Pleistocene art implies to me that this kind of mutuality may have existed for tens of thousands of years, but once we learned to keep horses in paddocks and learned to ride, the relationship became formalized. It’s no exaggeration to say that the invention of riding was to early civilization what the invention of computers has been to us: a genuine, world-shaking Revolution with a capital R. Until riding began, travel by boat was the only convenient form of long-distance travel. We were, essentially, prisoners of th
e waterways.
But once people learned to ride, a new kind of ocean—an ocean of grassland—could be navigated, with only a little physical effort on our part. Horses offered people, for the first time, the experience of freedom. The interiors of Asia, North America, and South America were no longer barriers but beacons.

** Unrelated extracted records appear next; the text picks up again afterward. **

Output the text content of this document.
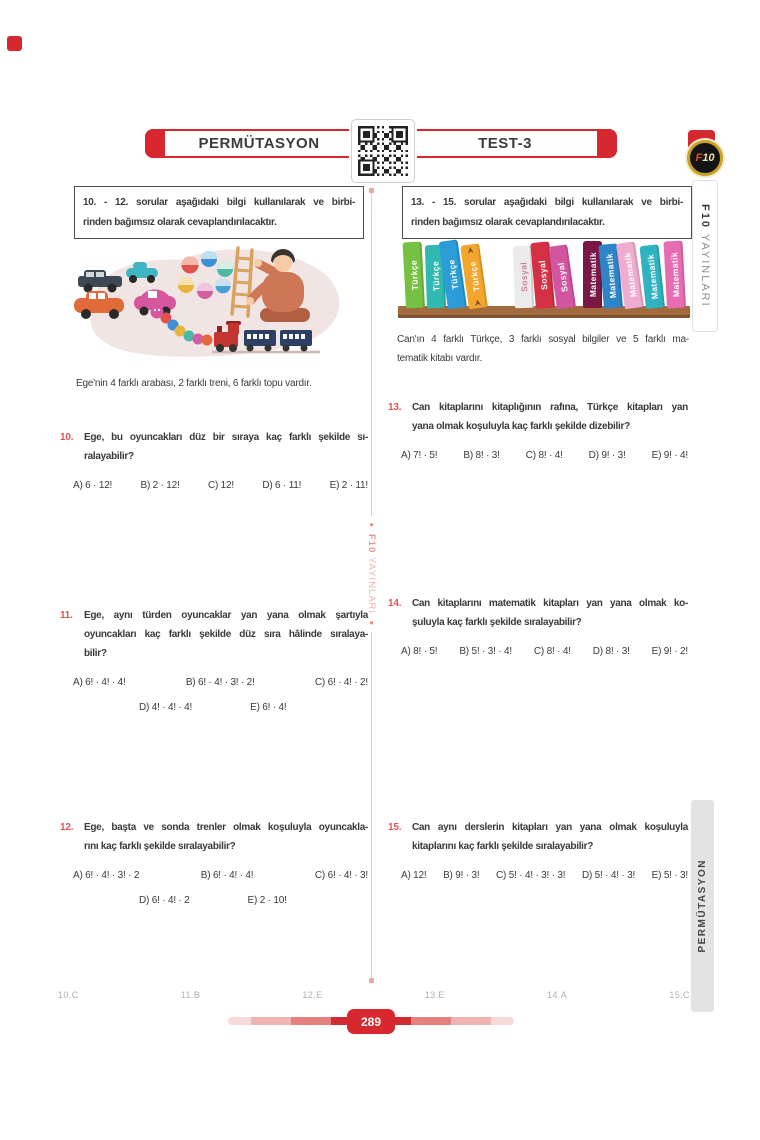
PERMÜTASYON	TEST-3
F 10
F10 YAYINLARI
PERMÜTASYON
●F10 YAYINLARI●
10. - 12. sorular aşağıdaki bilgi kullanılarak ve birbi-
rinden bağımsız olarak cevaplandırılacaktır.
13. - 15. sorular aşağıdaki bilgi kullanılarak ve birbi-
rinden bağımsız olarak cevaplandırılacaktır.
Ege'nin 4 farklı arabası, 2 farklı treni, 6 farklı topu vardır.
Türkçe Türkçe Türkçe Türkçe
➤
➤
Sosyal Sosyal Sosyal Matematik Matematik Matematik Matematik Matematik
Can'ın 4 farklı Türkçe, 3 farklı sosyal bilgiler ve 5 farklı ma-
tematik kitabı vardır.
10.C	11.B	12.E	13.E	14.A	15.C
289
10. Ege, bu oyuncakları düz bir sıraya kaç farklı şekilde sı-
ralayabilir?
A) 6 · 12!	B) 2 · 12!	C) 12!	D) 6 · 11!	E) 2 · 11!
11. Ege, aynı türden oyuncaklar yan yana olmak şartıyla
oyuncakları kaç farklı şekilde düz sıra hâlinde sıralaya-
bilir?
A) 6! · 4! · 4!	B) 6! · 4! · 3! · 2!	C) 6! · 4! · 2!
D) 4! · 4! · 4!	E) 6! · 4!
12. Ege, başta ve sonda trenler olmak koşuluyla oyuncakla-
rını kaç farklı şekilde sıralayabilir?
A) 6! · 4! · 3! · 2	B) 6! · 4! · 4!	C) 6! · 4! · 3!
D) 6! · 4! · 2	E) 2 · 10!
13. Can kitaplarını kitaplığının rafına, Türkçe kitapları yan
yana olmak koşuluyla kaç farklı şekilde dizebilir?
A) 7! · 5!	B) 8! · 3!	C) 8! · 4!	D) 9! · 3!	E) 9! · 4!
14. Can kitaplarını matematik kitapları yan yana olmak ko-
şuluyla kaç farklı şekilde sıralayabilir?
A) 8! · 5! B) 5! · 3! · 4! C) 8! · 4! D) 8! · 3! E) 9! · 2!
15. Can aynı derslerin kitapları yan yana olmak koşuluyla
kitaplarını kaç farklı şekilde sıralayabilir?
A) 12! B) 9! · 3! C) 5! · 4! · 3! · 3! D) 5! · 4! · 3! E) 5! · 3!
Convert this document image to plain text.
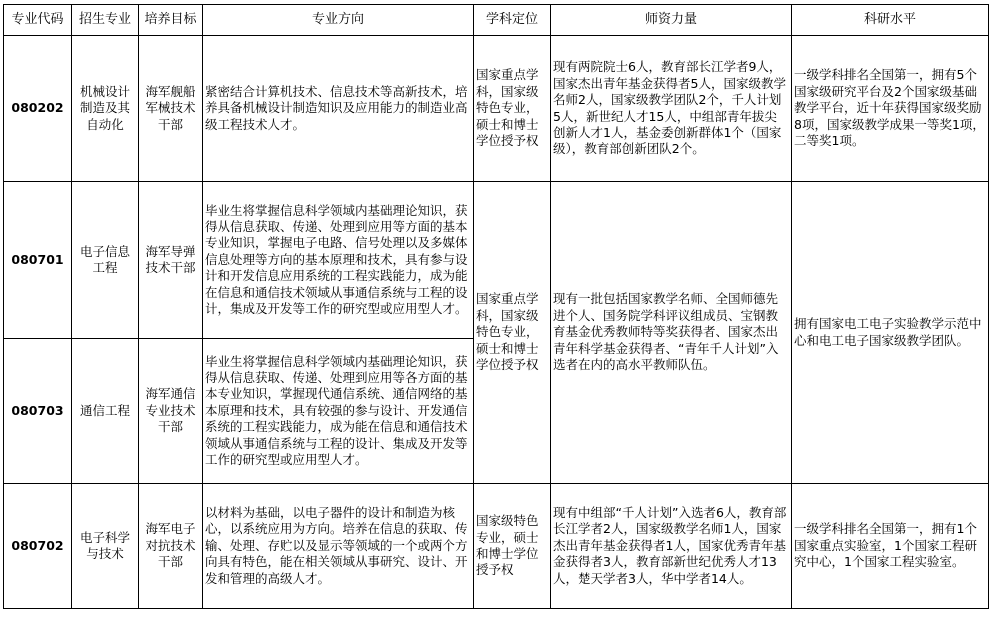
专业代码	招生专业	培养目标	专业方向	学科定位	师资力量	科研水平
080202	机械设计制造及其自动化	海军舰船军械技术干部	紧密结合计算机技术、信息技术等高新技术，培养具备机械设计制造知识及应用能力的制造业高级工程技术人才。	国家重点学科，国家级特色专业，硕士和博士学位授予权	现有两院院士6人，教育部长江学者9人，国家杰出青年基金获得者5人，国家级教学名师2人，国家级教学团队2个，千人计划5人，新世纪人才15人，中组部青年拔尖创新人才1人，基金委创新群体1个（国家级），教育部创新团队2个。	一级学科排名全国第一，拥有5个国家级研究平台及2个国家级基础教学平台，近十年获得国家级奖励8项，国家级教学成果一等奖1项，二等奖1项。
080701	电子信息工程	海军导弹技术干部	毕业生将掌握信息科学领域内基础理论知识，获得从信息获取、传递、处理到应用等方面的基本专业知识，掌握电子电路、信号处理以及多媒体信息处理等方向的基本原理和技术，具有参与设计和开发信息应用系统的工程实践能力，成为能在信息和通信技术领域从事通信系统与工程的设计，集成及开发等工作的研究型或应用型人才。	国家重点学科，国家级特色专业，硕士和博士学位授予权	现有一批包括国家教学名师、全国师德先进个人、国务院学科评议组成员、宝钢教育基金优秀教师特等奖获得者、国家杰出青年科学基金获得者、“青年千人计划”入选者在内的高水平教师队伍。	拥有国家电工电子实验教学示范中心和电工电子国家级教学团队。
080703	通信工程	海军通信专业技术干部	毕业生将掌握信息科学领域内基础理论知识，获得从信息获取、传递、处理到应用等各方面的基本专业知识，掌握现代通信系统、通信网络的基本原理和技术，具有较强的参与设计、开发通信系统的工程实践能力，成为能在信息和通信技术领域从事通信系统与工程的设计、集成及开发等工作的研究型或应用型人才。			
080702	电子科学与技术	海军电子对抗技术干部	以材料为基础，以电子器件的设计和制造为核心，以系统应用为方向。培养在信息的获取、传输、处理、存贮以及显示等领域的一个或两个方向具有特色，能在相关领域从事研究、设计、开发和管理的高级人才。	国家级特色专业，硕士和博士学位授予权	现有中组部“千人计划”入选者6人，教育部长江学者2人，国家级教学名师1人，国家杰出青年基金获得者1人，国家优秀青年基金获得者3人，教育部新世纪优秀人才13人，楚天学者3人，华中学者14人。	一级学科排名全国第一，拥有1个国家重点实验室，1个国家工程研究中心，1个国家工程实验室。
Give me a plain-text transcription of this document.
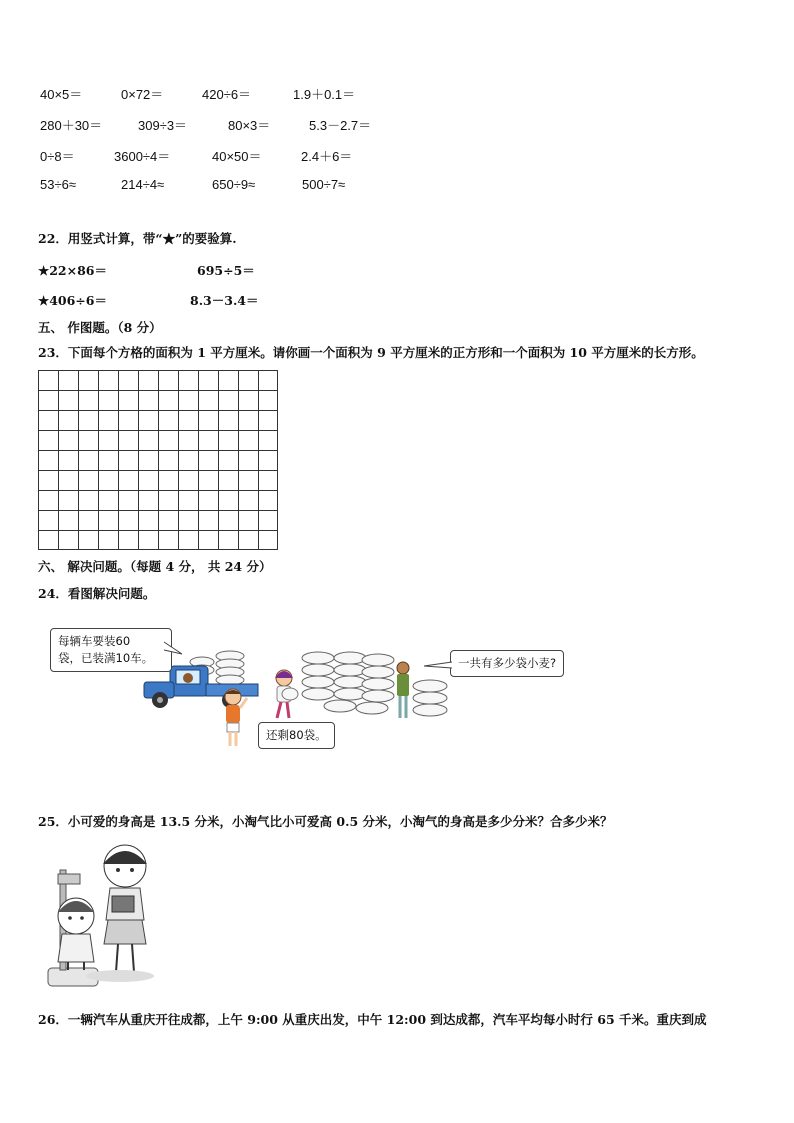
40×5＝	0×72＝	420÷6＝	1.9＋0.1＝
280＋30＝	309÷3＝	80×3＝	5.3－2.7＝
0÷8＝	3600÷4＝	40×50＝	2.4＋6＝
53÷6≈	214÷4≈	650÷9≈	500÷7≈
22．用竖式计算，带“★”的要验算.
★22×86＝	695÷5＝
★406÷6＝	8.3－3.4＝
五、 作图题。（8 分）
23．下面每个方格的面积为 1 平方厘米。请你画一个面积为 9 平方厘米的正方形和一个面积为 10 平方厘米的长方形。
六、 解决问题。（每题 4 分， 共 24 分）
24．看图解决问题。
每辆车要装60
袋，已装满10车。	一共有多少袋小麦?
还剩80袋。
25．小可爱的身高是 13.5 分米，小淘气比小可爱高 0.5 分米，小淘气的身高是多少分米？合多少米？
26．一辆汽车从重庆开往成都，上午 9:00 从重庆出发，中午 12:00 到达成都，汽车平均每小时行 65 千米。重庆到成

Undulations of grass, daunting to a human on foot, become tantalizing temptations when we are mounted: Come hither, the grass whispers. See what’s over this next rise.
* * *
When I read about the deaths of the New Forest ponies, and about the ancient custom of humans protecting them from eating too many acorns, I began wondering about the origins of this protective behavior and, indeed, of riding itself. Which step came first? When and how did riding begin? The conventional scientific view suggests that riding, along with the domestication of the horse, first occurred in central Asia. (It’s important to separate the two phenomena. Riding is one event, archaeologically speaking, and horse domestication a different event. It’s quite possible, for example, that people began riding horses long before they domesticated them.) We don’t have an earliest date for riding, but we do have an earliest known date for domestication. Researchers investigating an archaeological site called Botai in Kazakhstan found what appear to be small “corrals” in which mares were milked. Bits of broken pottery recovered from these enclosures have revealed animal fats unique to horse milk, confirming the theory that mares were domesticated at this site. The site dates from about 5,500 years ago and is widely known as the first definitive evidence of people keeping horses. However, there is no evidence at Botai of riding.
Absence of evidence, though, is not evidence of absence. Horses could have been ridden or kept for milk long before Botai existed, but no one has found any definitive proof of this. Given that cattle and sheep were domesticated at least ten thousand years ago, and given that horses are better able than cattle to survive on cold northern plains (just like Whisper, they can use their hoofs to break through ice to drink or to scrape away snow to find grass; cattle cannot), it makes sense that horses would have been domesticated long before Botai.